In Brazil the verdict on Scolari - and it is certainly one that does not preclude a recall to his nation's cause the next time they believe they have reached a dead end - is that he is at his best in the extreme demands of big-time tournament play.

"Scolari is, we believe, a better coach for a month than a year," says a Brazilian insider. "Over a longer period, things can go wrong with Scolari. He is very stubborn, and sometimes he can go beyond logical arguments. But then when the big pressure is on he is at his best.

"For example, we believe that in this tournament Scolari would have had the nerve to have shaken up Ronaldinho by now. Carlos Alberto Parreira is a respected coach, inevitably after winning in 1994, but he is very cautious. He left Ronaldinho on the field in the last match against Ghana even though he was playing so badly. Scolari would have yanked him, and we would have been pretty sure that we would have seen a different player against France in the quarter-final.

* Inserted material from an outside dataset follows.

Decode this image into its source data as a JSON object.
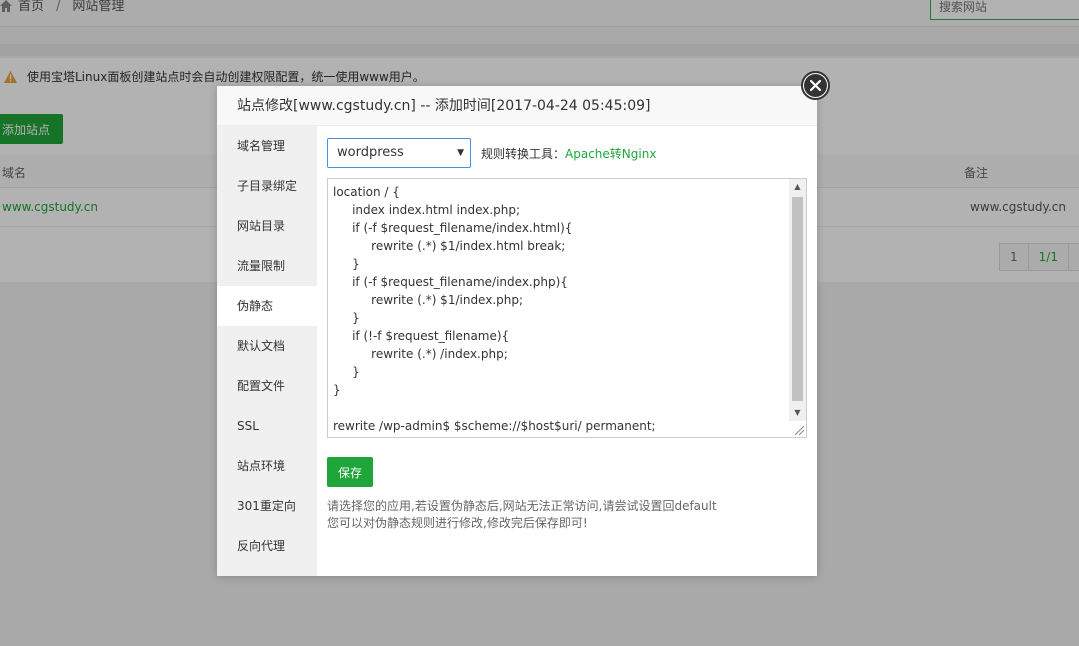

"When we assess Scolari we say he is bold and he is lucky - it is a fantastic combination at this level of the game." Now his boldness and his luck could well be stretched by the absence of his suspended playmaker Deco and defensive midfielder Costinha today. But then the captain Figo believes that "the big man" will again steer his boys through.

"Scolari is a commander, he is the man who will always stand on his own feet, and the team want to play for him as well as their country." Deco agrees: "Whatever happens, you have to believe he is a friend to the players. The ambience he creates around the team is very good. He is always strong-minded, but we like him because we know that in football there are a lot of doubts and uncertainties. He makes us feel we are capable of conquering all of that."

Scolari versus Sven, yes, again it looks like a mismatch, but then anyone's reputation can be ambushed in football. Wayne Rooney could erupt. Steven Gerrard could find his range and his single-minded confidence. David Beckham could rifle in another free-kick. And what would Big Phil do then?

Maybe his greatest strength is that long ago we knew the answer to that question. He would get to his feet and he would roar against his fate. He would come ferociously alive. The chances are so would his team.